Sgt. Mark Agnew of the FWP Post in Big Lake suggested a couple of points which would make enforcing the existing regulations easier.
"The current hunting regulations for guides and lodges catering to hunters require the guides and/or lodges to keep records for each specific animal harvested," Agnew said.
"If the fishing regulations were tightened up to that same level of recordkeeping for the guides and lodges servicing anglers, with appropriate penalties for failure to comply, it would be a lot easier to track and enforce clients' possession limits of fish," he continued.
However, Agnew said he didn't think current conditions in the industry would allow this tightening of fish records to happen.
"The sportsfishing guide associations and the lodges would all object to any increase in recordkeeping as a time and financial burden on their businesses. They would say the burden for documentation should fall on the individual angler, as it currently does in regulation," he said.
Agnew also said increasing the fines or penalties for illegal sportsfishing activities, perhaps with a differential scale between resident and non-resident anglers, would also serve as a strong deterrent.
Rutz said restricting fishing times or totally closing areas that could not withstand heavy fishing pressure would serve to protect the fishery resource in that area. The down side to taking this approach, he said, would be the loss of fishing opportunity in many areas where light to moderate fishing pressure could be accommodated by the fish populations present.
Rutz also suggested the Board of Fish could establish a season possession limit for all species of salmon and trout and possibly restrict how many fish any individual can export out of state.
"If the board decided to institute seasonal possession limits for salmon, those limits would likely apply to both resident and non-resident anglers," he said.
The idea of establishing a season bag limit for each species of salmon is not a new thought. Craig Medred, writing in the July 3, 1994, Anchorage Daily News advocated this approach. He made the point that all personal use dipnet fisheries around Southcentral Alaska have a season bag limit.
He raised the question that if the Board of Fish saw the need to limit the number of fish a resident Alaskan could take home from a "meat fishery," which the dipnet fisheries all are, why are the hook and line sports fishers, resident and non-resident alike, free to take home as many fish as they can legally catch in a season?
Medred stated, "Subsistence dipnetters on the nearby Kenai River can take only 25 red salmon a year from that waterway, but a sport angler here could pretty easily catch twice that in a summer -- all very legal." He concluded his thoughts with the comment, "If the state Board of Fisheries, in its wisdom, thinks 15 salmon is enough for a Copper River dipnetter, then 15 salmon ought to be enough for the average tourist."

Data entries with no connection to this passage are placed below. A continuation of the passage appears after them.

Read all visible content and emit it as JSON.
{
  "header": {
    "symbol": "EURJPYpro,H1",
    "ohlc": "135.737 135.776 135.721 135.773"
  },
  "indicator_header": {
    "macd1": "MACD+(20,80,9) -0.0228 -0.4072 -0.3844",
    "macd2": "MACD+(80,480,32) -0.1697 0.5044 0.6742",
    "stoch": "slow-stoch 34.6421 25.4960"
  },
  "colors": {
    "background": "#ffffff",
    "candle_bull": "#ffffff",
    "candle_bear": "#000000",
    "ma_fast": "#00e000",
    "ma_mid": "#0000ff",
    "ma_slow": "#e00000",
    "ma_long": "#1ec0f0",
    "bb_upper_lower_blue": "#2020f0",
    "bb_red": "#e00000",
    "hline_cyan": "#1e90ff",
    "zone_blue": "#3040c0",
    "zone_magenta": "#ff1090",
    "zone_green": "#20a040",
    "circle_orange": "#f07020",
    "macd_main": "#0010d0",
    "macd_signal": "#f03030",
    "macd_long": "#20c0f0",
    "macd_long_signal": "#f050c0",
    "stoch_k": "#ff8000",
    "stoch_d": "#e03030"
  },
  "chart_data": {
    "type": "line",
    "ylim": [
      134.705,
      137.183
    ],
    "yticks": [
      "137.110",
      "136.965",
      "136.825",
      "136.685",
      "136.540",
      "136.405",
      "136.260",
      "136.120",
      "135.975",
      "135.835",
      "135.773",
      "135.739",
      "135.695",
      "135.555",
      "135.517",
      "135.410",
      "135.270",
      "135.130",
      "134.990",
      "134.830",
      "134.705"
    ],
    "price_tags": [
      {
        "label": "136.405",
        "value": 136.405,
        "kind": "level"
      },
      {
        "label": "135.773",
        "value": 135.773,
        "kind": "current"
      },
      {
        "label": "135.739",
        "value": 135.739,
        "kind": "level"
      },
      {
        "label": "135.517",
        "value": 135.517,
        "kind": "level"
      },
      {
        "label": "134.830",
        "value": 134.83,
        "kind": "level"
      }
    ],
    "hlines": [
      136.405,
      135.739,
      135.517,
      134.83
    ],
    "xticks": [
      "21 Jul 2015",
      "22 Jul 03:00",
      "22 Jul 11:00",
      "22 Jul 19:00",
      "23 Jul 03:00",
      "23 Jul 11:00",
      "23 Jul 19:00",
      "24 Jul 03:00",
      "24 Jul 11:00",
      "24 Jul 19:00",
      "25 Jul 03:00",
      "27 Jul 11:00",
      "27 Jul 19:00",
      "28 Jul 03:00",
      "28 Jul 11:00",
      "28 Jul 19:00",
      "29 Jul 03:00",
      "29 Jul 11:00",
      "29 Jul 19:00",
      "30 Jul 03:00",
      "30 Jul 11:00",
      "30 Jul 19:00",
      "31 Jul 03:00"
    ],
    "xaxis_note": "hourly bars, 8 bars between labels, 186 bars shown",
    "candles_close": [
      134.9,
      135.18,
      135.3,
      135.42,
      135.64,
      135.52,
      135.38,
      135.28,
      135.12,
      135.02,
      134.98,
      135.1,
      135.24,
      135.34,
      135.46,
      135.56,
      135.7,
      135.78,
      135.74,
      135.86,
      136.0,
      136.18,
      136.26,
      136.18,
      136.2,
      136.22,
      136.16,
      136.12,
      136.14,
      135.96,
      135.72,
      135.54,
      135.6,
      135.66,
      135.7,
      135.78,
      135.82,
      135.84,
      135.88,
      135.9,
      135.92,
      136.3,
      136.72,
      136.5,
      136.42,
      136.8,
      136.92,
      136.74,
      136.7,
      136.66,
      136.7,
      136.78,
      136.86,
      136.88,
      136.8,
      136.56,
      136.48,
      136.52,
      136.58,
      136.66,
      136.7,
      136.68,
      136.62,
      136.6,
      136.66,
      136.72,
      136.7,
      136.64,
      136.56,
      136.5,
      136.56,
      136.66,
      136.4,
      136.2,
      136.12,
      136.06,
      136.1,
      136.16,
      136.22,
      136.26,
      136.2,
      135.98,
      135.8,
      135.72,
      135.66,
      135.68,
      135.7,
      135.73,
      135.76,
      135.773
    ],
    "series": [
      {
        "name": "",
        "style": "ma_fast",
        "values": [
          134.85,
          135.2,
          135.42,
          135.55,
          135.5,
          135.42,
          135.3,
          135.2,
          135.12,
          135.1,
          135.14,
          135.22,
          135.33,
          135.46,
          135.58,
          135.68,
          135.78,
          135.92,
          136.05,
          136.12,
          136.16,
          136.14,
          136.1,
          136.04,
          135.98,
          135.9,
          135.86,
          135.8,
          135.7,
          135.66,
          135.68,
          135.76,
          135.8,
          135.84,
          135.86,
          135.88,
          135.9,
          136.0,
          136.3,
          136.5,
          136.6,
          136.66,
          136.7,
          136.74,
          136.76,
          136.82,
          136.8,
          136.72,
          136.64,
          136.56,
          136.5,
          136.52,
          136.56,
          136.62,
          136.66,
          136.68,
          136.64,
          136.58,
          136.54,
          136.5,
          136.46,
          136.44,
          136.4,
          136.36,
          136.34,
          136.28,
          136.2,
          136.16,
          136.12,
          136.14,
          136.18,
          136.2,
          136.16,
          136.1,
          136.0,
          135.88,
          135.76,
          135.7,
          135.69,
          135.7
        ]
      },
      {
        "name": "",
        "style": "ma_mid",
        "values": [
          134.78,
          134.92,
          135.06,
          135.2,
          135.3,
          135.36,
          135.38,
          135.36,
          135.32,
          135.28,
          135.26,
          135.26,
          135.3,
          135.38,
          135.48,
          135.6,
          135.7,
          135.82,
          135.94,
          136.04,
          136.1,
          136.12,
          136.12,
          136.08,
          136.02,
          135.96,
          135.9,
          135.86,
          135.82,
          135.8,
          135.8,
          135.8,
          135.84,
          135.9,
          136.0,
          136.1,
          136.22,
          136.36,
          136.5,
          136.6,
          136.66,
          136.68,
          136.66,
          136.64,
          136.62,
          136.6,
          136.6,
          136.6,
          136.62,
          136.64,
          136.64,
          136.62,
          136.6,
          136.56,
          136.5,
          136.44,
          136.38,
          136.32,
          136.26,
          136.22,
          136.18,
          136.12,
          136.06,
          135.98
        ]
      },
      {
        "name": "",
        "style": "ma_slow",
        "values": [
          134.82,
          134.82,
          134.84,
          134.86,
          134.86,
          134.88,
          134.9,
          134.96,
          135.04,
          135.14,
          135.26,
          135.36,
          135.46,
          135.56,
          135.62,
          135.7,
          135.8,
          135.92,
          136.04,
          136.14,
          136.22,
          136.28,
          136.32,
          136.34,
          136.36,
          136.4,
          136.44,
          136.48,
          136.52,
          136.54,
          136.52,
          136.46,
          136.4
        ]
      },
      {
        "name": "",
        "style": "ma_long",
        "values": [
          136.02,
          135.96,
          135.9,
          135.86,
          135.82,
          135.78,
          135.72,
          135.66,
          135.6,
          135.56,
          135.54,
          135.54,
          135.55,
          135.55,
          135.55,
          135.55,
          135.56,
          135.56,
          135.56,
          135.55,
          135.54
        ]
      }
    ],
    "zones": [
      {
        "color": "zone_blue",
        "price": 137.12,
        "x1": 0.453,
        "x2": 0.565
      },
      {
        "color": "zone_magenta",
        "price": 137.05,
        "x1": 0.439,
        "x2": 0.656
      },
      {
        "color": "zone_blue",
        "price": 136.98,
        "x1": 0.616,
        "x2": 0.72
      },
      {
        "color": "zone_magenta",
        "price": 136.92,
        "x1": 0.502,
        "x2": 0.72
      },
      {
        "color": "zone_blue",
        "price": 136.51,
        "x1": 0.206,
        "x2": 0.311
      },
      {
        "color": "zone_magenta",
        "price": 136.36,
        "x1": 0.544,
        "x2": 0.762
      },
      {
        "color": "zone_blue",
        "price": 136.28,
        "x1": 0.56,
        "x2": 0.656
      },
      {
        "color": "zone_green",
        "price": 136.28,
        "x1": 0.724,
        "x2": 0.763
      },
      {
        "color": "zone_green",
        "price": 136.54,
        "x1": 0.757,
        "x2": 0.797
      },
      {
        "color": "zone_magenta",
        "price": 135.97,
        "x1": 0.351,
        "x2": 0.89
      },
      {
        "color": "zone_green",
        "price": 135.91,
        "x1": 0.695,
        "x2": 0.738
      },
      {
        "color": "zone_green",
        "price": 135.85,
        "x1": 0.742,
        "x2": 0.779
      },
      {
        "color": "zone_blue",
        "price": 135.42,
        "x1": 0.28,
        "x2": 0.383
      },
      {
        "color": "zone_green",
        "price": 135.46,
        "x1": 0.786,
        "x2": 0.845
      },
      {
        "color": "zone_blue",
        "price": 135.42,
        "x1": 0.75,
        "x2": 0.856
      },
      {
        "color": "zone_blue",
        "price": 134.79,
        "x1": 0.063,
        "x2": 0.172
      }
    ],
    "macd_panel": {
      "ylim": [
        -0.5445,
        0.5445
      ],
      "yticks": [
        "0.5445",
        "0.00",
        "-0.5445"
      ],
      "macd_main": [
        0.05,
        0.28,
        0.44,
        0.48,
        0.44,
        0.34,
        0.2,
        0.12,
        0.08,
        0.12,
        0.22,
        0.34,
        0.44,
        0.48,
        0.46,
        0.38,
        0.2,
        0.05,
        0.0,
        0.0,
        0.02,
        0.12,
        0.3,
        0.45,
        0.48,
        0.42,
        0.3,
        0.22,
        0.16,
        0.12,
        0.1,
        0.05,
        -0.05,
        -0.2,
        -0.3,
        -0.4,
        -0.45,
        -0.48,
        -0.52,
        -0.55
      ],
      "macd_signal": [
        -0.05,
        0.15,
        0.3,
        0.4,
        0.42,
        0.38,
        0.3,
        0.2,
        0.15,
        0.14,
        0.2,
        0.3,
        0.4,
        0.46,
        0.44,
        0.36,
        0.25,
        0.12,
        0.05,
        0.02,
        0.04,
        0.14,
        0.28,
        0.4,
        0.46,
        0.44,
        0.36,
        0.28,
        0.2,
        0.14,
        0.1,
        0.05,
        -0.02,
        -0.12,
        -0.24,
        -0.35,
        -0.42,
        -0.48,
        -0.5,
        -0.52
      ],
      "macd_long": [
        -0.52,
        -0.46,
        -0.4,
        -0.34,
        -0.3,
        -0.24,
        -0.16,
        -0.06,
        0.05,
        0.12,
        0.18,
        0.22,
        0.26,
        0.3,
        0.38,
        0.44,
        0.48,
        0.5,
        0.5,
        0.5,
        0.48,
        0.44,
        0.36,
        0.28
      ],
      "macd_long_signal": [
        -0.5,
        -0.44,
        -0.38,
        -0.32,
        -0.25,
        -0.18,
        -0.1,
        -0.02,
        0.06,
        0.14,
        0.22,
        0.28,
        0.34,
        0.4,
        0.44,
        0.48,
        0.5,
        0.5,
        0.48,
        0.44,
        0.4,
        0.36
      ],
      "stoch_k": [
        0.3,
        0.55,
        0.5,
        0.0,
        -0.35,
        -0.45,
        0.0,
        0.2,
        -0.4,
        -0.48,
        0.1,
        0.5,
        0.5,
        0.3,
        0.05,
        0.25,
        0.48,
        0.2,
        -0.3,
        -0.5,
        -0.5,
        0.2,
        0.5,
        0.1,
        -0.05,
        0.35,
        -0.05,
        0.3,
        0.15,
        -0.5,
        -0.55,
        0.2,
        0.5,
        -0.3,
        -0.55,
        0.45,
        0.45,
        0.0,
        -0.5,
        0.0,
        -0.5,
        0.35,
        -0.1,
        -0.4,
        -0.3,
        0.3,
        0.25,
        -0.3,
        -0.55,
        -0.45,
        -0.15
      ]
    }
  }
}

This sentiment might sound good to Alaskan residents. However, the "average tourist" might not see things the same way and could choose to vacation somewhere else where he feels his sports fishing dollars would be better appreciated. After all, if he's spending the big bucks to come and visit Alaska, why should he be restricted in the number of fish he can legally catch or possibly even send home?
To illustrate this point, recent fishing restrictions and closed periods on the Kenai River king salmon fishery have raised howls of protest from tourists who had planned their fishing vacation to Alaska around the affected dates of the restrictions. Local businesses have also complained about lost revenues ranging from canceled trips with fishing guides to empty motel rooms and vacant restaurant tables.
At some point, the businesses and residents of the State of Alaska will have to make some decisions. They will need to decide which is more important, tourist dollars or a healthy and thriving salmon fishery resource. And probably the biggest decision of all still needs to be made -- how many fish are enough?